Democrats and some Republicans are fighting attempts by President Trump to label payments to insurers for lowering deductibles for poor people as "bailouts."
The pushback could play a key role in landing enough political support for a short-term bipartisan deal to stabilize Obamacare's exchanges, including making the insurer payments. Lawmakers and experts say the cost-sharing reduction payments to lower deductibles and co-pays, known as CSRs, are honoring an agreement to reimburse Obamacare insurers and are not bailouts.
Trump has shown little interest in a bipartisan healthcare package after the Senate's narrow defeat of legislation to partially repeal and replace Obamacare late last month.
Soon after the Senate voted 49-51 on July 28 against a "skinny" repeal bill, President Trump tweeted that if a new healthcare bill isn't brought up again, then "BAILOUTS for insurance companies" would end soon.
Trump likely was referring to cost-sharing reduction payments. He has the power to decide whether to make the payments and hasn't told insurers if they will be made next year.
In 2016, the Obama administration paid $7 billion in cost-sharing payments to insurers.
But a centrist Republican said that the cost-sharing payments aren't a bailout.
"When I hear them described as insurance company bailout that is just not an accurate description," said Sen. Susan Collins, R-Maine. Collins was one of three Republicans — alongside Lisa Murkowski of Alaska and John McCain of Arizona — who voted to sink the skinny bill aimed at starting new repeal talks with the House.
"The reason we have CSRs is to help low-income people who are only between 100-200 percent of the poverty rate afford out-of-pocket costs," Collins said.
A version of the Senate's repeal and replace Obamacare bill included funding for the CSRs for 2018 and 2019.
Other Republicans have called for continuing the payments, including Rep. Kevin Brady, R-Texas, chairman of the powerful House Ways and Means Committee. Sen. Lamar Alexander, R-Tenn., called for Trump to continue the payments at least until he can craft a bipartisan proposal with Sen. Patty Murray, D-Wash., to fund the payments for next year. Alexander and Murray are the chairman and top Democrat, respectively, on the Senate Health, Education, Labor and Pensions Committee.
Some experts say it is inappropriate to call the CSRs a "bailout."
"The insurance companies now by law are required to lower the deductibles under the Affordable Care Act," said Cynthia Cox, associated director of health reform for the nonpartisan Kaiser Family Foundation. "Also in the law it says they would receive reimbursement for those costs."
Democrats said Trump is trying to actively sabotage Obamacare's exchanges by not making the payments.
Senate Minority Leader Chuck Schumer pointed out last week that some insurers are planning to raise insurance rates more than planned if the CSR payments aren't made, adding that three states said premiums would be 20 percent higher if cost-sharing payments aren't made in 2018.
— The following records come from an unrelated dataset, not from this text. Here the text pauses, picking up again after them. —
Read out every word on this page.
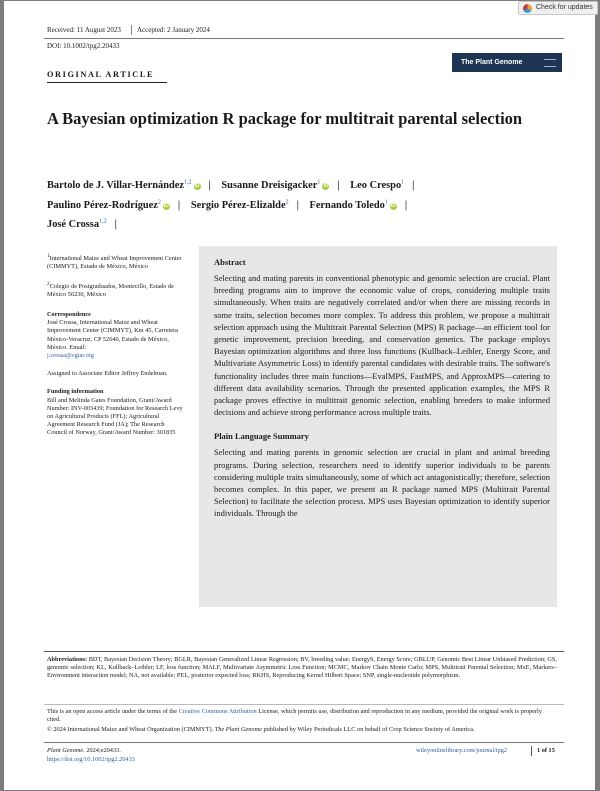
Received: 11 August 2023 Accepted: 2 January 2024
DOI: 10.1002/tpg2.20433
ORIGINAL ARTICLE
The Plant Genome
A Bayesian optimization R package for multitrait parental selection
Bartolo de J. Villar-Hernández$^{1,2}$iD | Susanne Dreisigacker$^1$iD | Leo Crespo$^1$ |
Paulino Pérez-Rodríguez$^2$iD | Sergio Pérez-Elizalde$^2$ | Fernando Toledo$^1$iD |
José Crossa$^{1,2}$ |

$^1$International Maize and Wheat Improvement Center (CIMMYT), Estado de México, México

$^2$Colegio de Postgraduados, Montecillo, Estado de México 56230, México

Correspondence

José Crossa, International Maize and Wheat Improvement Center (CIMMYT), Km 45, Carretera México-Veracruz, CP 52640, Estado de México, México. Email:
j.crossa@cgiar.org

Assigned to Associate Editor Jeffrey Endelman.

Funding information

Bill and Melinda Gates Foundation, Grant/Award Number: INV-003439; Foundation for Research Levy on Agricultural Products (FFL); Agricultural Agreement Research Fund (JA); The Research Council of Norway, Grant/Award Number: 301835

Abstract
Selecting and mating parents in conventional phenotypic and genomic selection are crucial. Plant breeding programs aim to improve the economic value of crops, considering multiple traits simultaneously. When traits are negatively correlated and/or when there are missing records in some traits, selection becomes more complex. To address this problem, we propose a multitrait selection approach using the Multitrait Parental Selection (MPS) R package—an efficient tool for genetic improvement, precision breeding, and conservation genetics. The package employs Bayesian optimization algorithms and three loss functions (Kullback–Leibler, Energy Score, and Multivariate Asymmetric Loss) to identify parental candidates with desirable traits. The software's functionality includes three main functions—EvalMPS, FastMPS, and ApproxMPS—catering to different data availability scenarios. Through the presented application examples, the MPS R package proves effective in multitrait genomic selection, enabling breeders to make informed decisions and achieve strong performance across multiple traits.
Plain Language Summary
Selecting and mating parents in genomic selection are crucial in plant and animal breeding programs. During selection, researchers need to identify superior individuals to be parents considering multiple traits simultaneously, some of which act antagonistically; therefore, selection becomes complex. In this paper, we present an R package named MPS (Multitrait Parental Selection) to facilitate the selection process. MPS uses Bayesian optimization to identify superior individuals. Through the
Abbreviations: BDT, Bayesian Decision Theory; BGLR, Bayesian Generalized Linear Regression; BV, breeding value; EnergyS, Energy Score; GBLUP, Genomic Best Linear Unbiased Prediction; GS, genomic selection; KL, Kullback–Leibler; LF, loss function; MALF, Multivariate Asymmetric Loss Function; MCMC, Markov Chain Monte Carlo; MPS, Multitrait Parental Selection; MxE, Markers–Environment interaction model; NA, not available; PEL, posterior expected loss; RKHS, Reproducing Kernel Hilbert Space; SNP, single-nucleotide polymorphism.
This is an open access article under the terms of the Creative Commons Attribution License, which permits use, distribution and reproduction in any medium, provided the original work is properly cited.
© 2024 International Maize and Wheat Organization (CIMMYT). The Plant Genome published by Wiley Periodicals LLC on behalf of Crop Science Society of America.
Plant Genome. 2024;e20433.
https://doi.org/10.1002/tpg2.20433
wileyonlinelibrary.com/journal/tpg2	1 of 15
Check for updates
Obamacare supporter and independent analyst Charles Gaba estimated that carriers in 40 states are requesting an average 28 percent price hike in 2018 if CSRs aren't made. If the payments are made, the increase would be half that.
Schumer bashed Trump on the Senate floor Aug. 1 for threatening to withhold the payments.
"Why would he raise people's rates?" Schumer said. "His only stated reason is petty, childish and unpresidential. He will get back at people because his hope to repeal and replace was rejected."
But further complicating the matter is the legality of the payments. The House sued the Obama administration in 2014 over the payments, saying they were illegal because they weren't appropriated by Congress.
A federal judge agreed with the House, but stayed her ruling until after the 2016 election. The White House changed hands, but the Trump administration hasn't decided what to do about the lawsuit.
The White House could drop the Obama administration's appeal, which would let the judge's ruling stand. That would mean Congress would have to fund the payments.
Insurers have to sign their final contracts with the federal government to sell Obamacare plans by Sept. 27. That date could be changed, however, to give Congress time to pass legislation to make the payments.
Open enrollment for 2018 plans is set to start on Nov. 1.